Bardzo cieszą też coraz częściej pojawiające się na czerwonym dywanie garnitury. Żakiety i spodnie w intensywnych kolorach wybrały m. in. Olivia Palermo, Edie Campbell czy Jenn Flynne. Gabriella Wilde zaszalała również z wzorem i wybrała szerokie spodnie w kratkę vichy.
Niektóre gwiazdy postawiły na bardziej awangardowe stroje: Doina Ciobanu w piaskowej spódnicy midi i krótkim żakiecie, Ellie Goulding w satynowej sukni o kroju inspirowanym kimonem, czy Kristin Scott-Thomas w różowej pelerynie, która na wybiegu prezentowała się iście królewsko, natomiast w blasku fleszy wydaje się blednąć. Niestety nie wszystkim ekstrawagancja wyszła na dobre.
Przedobrzyć można też w drugą stronę, czyli idąc zbyt daleko w stronę sukienek księżniczki.

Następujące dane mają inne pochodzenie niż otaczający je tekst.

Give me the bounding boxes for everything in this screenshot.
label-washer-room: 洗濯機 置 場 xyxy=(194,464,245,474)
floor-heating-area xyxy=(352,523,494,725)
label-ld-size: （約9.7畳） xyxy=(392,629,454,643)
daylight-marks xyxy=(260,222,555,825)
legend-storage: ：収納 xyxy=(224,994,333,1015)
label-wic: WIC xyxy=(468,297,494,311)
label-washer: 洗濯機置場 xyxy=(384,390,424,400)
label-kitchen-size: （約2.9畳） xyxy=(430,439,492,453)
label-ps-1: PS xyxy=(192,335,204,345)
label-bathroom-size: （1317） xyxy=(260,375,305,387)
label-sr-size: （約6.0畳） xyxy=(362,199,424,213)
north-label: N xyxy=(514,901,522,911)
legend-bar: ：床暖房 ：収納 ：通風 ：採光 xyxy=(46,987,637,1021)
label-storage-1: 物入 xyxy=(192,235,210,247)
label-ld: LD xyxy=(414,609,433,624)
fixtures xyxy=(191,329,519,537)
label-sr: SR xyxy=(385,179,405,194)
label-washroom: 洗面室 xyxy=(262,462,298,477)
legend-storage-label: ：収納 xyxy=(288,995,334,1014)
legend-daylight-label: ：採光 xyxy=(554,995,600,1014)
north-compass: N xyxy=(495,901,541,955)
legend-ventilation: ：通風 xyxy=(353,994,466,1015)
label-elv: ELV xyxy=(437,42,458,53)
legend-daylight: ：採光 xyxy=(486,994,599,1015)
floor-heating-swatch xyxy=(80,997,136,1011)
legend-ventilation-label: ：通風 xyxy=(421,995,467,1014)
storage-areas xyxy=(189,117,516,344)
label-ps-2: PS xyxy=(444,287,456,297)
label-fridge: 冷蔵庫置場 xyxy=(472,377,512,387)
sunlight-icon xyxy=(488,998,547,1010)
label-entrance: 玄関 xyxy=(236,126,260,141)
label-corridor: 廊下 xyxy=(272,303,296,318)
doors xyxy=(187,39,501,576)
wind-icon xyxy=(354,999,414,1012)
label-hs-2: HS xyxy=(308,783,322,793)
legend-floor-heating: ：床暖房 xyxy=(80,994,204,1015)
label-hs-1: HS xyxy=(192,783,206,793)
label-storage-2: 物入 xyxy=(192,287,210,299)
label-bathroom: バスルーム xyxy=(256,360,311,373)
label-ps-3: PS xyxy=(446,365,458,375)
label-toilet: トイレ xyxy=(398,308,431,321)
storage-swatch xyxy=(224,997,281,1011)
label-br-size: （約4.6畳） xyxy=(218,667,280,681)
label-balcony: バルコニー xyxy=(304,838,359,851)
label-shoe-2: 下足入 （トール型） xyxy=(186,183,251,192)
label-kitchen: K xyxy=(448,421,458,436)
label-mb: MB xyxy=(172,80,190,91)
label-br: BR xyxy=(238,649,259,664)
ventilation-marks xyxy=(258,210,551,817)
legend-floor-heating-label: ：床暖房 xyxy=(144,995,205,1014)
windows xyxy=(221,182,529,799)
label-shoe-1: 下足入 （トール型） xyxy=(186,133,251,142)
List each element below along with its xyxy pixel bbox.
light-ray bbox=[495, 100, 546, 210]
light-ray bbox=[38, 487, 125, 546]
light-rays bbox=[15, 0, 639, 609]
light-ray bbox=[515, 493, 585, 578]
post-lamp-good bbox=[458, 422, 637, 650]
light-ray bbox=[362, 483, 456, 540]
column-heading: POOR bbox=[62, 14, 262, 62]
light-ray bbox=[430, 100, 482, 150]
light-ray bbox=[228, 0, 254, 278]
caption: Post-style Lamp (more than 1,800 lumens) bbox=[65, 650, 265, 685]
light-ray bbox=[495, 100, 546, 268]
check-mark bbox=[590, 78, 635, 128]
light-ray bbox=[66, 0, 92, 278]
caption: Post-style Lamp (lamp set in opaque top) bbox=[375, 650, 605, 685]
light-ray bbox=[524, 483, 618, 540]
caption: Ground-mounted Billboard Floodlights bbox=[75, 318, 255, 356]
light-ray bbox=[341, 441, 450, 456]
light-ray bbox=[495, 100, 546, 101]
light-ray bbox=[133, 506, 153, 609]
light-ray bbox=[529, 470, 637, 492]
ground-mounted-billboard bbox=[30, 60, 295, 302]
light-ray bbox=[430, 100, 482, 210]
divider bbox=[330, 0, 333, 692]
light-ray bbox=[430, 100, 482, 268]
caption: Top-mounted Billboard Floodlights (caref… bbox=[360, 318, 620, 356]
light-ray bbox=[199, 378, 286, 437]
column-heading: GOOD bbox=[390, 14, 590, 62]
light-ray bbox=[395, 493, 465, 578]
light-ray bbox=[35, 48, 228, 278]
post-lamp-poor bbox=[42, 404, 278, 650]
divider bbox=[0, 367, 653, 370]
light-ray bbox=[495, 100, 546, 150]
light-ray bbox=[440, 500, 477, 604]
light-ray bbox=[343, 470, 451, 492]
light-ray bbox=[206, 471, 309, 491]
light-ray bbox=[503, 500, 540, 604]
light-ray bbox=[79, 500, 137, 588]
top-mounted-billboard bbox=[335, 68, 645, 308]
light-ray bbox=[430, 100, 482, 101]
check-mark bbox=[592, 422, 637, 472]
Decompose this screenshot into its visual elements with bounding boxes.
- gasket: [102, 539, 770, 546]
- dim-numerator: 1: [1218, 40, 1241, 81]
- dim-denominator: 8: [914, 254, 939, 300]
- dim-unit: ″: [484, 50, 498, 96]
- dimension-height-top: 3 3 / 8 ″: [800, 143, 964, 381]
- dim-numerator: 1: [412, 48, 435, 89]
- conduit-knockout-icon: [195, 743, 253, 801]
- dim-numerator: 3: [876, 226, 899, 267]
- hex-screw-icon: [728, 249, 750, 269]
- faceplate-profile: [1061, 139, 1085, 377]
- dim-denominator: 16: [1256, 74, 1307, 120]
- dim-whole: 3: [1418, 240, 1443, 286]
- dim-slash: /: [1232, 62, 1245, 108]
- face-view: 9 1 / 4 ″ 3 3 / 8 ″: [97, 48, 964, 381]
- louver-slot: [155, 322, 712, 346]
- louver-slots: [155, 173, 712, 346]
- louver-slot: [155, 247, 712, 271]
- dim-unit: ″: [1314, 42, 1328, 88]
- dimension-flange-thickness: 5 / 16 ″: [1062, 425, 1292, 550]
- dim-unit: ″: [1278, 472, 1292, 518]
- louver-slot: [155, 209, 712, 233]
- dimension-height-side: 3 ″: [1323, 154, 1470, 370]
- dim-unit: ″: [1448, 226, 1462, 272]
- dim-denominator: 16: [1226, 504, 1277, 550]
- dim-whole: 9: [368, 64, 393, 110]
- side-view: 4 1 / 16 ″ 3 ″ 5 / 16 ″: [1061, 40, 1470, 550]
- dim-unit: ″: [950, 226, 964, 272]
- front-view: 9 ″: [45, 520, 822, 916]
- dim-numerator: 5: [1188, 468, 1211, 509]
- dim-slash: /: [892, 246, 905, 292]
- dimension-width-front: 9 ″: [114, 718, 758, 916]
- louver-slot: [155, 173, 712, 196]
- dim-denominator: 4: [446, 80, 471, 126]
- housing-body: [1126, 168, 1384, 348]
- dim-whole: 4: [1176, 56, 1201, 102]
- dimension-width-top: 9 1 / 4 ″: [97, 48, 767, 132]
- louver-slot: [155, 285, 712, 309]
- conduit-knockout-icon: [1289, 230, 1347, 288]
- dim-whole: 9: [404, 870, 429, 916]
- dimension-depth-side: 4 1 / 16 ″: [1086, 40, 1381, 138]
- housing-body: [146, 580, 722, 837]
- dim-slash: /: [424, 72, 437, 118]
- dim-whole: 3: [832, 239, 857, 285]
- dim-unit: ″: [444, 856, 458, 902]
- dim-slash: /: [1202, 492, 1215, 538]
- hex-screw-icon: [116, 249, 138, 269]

Josephine Skriver i Paloma Faith przebrane za tiulowe bezy wyglądają co najmniej niedorzecznie. Kompletnie niezrozumiały jest także wybór modelki Bar Refaeli. Brąz jest bardzo trudnym kolorem, a w połączeniu z nieodpowiednio dobranym materiałem skutkuje katastrofą, co niestety doskonale obrazuje sukienka przypominająca raczej rozciągniętą beżową rajstopę.
Jednak gorsza od nieudanych eksperymentów może być tylko nuda. Niektóre gwiazdy, choć ubrane poprawnie, nie wywołały swoimi strojami wielkich emocji.